Dili kendiliğinden açılan çocuğun başına bir başka felaket gelir, üç yaşında... Annesi ve babasının yanında götürüldüğü bir ev ziyareti sırasında, hizmetçi kadın tarafından Çingenelere satılmak amacıyla kaçırılır. İstanbul' un altı üstüne getirilerek aranılan çocuk büyük bir şans eseri olarak bulunur.
Neyire Hanım, bir gün oğlunu evdeki terlikleri bir araya toplarken görür. Tüm terlikleri sıralar halinde, düzgün bir şekilde arka arkaya getiren çocuk onlarla konuşmaya, bir şeyler anlatmaya başlar. '' Eyvah !'' der Neyire Hanım, '' Bizim oğlanın dili açıldı açılmasına, ama bu sefer terliklerle konuşmaya başladı !...''
Kapı arkasından oğlunun konuşmalarını ona belli etmeden dinleyen annenin şaşkınlığı, çocuğun terlikler karşısında bilgi dolu bir konuşma yaptığını duyunca bir kat daha artar. Her gün yinelenen bu garip olay, sonunda çözüme ulaşır:
Çocuk, dayısı Rauf'a ders vermek için gelen öğretmenleri dinlemekte, duyduklarını sonradan terliklere anlatmaktadır . Bu ''öğretmencilik'' oyunu, onun geleceğinin de habercisidir aslında.
..........
Terlikleri birer öğrenci gibi karşısına dizen ve onlarla bir öğretmenmiş gibi oynayan çocuk, Köy enstitüleri' nin mimarlarından Milli Eğitim Bakanı Hasan Ali Yücel' dir!
Sunay Akın
****
1944 senesinde Çumra tren istasyonunda iki yoksul, üstü başı yırtık köy çocuğu beklemektedir. Yanlarına bir adam gelir ve çocuklara nereye gittiklerini sorar. On yaşındaki Kemal “Konya’ya! Valiyle görüşmeye!” der.

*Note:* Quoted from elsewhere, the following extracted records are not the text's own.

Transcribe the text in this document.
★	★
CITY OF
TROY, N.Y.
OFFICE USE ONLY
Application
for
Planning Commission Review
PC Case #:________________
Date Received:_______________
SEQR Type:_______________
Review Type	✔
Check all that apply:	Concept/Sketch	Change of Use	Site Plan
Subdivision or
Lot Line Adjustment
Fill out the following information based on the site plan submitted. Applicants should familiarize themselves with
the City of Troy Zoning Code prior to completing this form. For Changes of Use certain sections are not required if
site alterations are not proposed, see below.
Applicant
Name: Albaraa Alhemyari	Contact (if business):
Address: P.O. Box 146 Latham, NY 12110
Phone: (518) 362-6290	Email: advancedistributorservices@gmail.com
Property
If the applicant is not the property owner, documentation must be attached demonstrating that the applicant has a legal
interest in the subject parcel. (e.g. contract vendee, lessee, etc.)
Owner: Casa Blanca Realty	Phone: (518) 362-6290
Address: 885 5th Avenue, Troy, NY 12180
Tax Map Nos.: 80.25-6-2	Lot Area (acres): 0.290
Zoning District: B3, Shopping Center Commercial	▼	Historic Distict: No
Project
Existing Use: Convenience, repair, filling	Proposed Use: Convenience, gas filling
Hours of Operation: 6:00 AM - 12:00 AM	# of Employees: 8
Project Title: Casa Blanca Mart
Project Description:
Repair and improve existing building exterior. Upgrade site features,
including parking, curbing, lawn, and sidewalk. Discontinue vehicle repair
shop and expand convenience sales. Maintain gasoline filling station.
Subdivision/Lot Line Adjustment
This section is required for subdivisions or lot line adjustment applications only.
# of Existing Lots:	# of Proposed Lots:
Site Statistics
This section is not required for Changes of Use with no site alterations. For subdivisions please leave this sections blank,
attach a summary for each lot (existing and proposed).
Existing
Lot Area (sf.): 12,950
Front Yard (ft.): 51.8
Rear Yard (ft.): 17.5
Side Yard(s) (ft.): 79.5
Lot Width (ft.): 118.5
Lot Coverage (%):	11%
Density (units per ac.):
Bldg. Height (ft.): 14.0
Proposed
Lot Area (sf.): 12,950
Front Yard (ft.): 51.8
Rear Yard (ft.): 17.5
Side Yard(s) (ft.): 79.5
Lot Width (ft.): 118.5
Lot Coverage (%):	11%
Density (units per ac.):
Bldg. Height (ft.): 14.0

Adam alaycı bir şekilde güler “Sizi valiyle görüştürmezler be evladım, paranıza yazık, boşa gitmeyin!” diye karşılık verir.
Kemal adamı dinlemez. Altı yaşındaki kardeşi Mehmet’in elinden tutarak istasyona yanaşan trene biner. Bir süre sonra kuşetli vagonda tam karşılarına takım elbiseli bir adam oturur. Çocuklara gülümser ve nereye gittiklerini sorar. Kemal, bu adamın da kendileriyle gülüp dalga geçeceğini düşünür. Konuşmak istemez. Adam ısrarla “Anneniz babanız yok mu evladım, trene bir başınıza binmişsiniz” deyince Kemal kızgın bir ifadeyle; “Amca! Anamız babamız öldü. Biz köy çocuğuyuz ve eğitim alırsak o zaman ‘adam’ olabiliriz. Bu yüzden Konya valisine bizi okut diye yalvarmaya gidiyoruz!”
Takım elbiseli adam ‘anladım’ dercesine başını sallar ve cebinden bir kart çıkarır. Kemal’ e uzatır. “Bunu valiye göster, selamımı söyle” Kemal kartı alır, okuma yazması olmadığı için kartta ne yazdığını anlamaz. Dalgacı(!) adam ise yaklaşan istasyonda iner.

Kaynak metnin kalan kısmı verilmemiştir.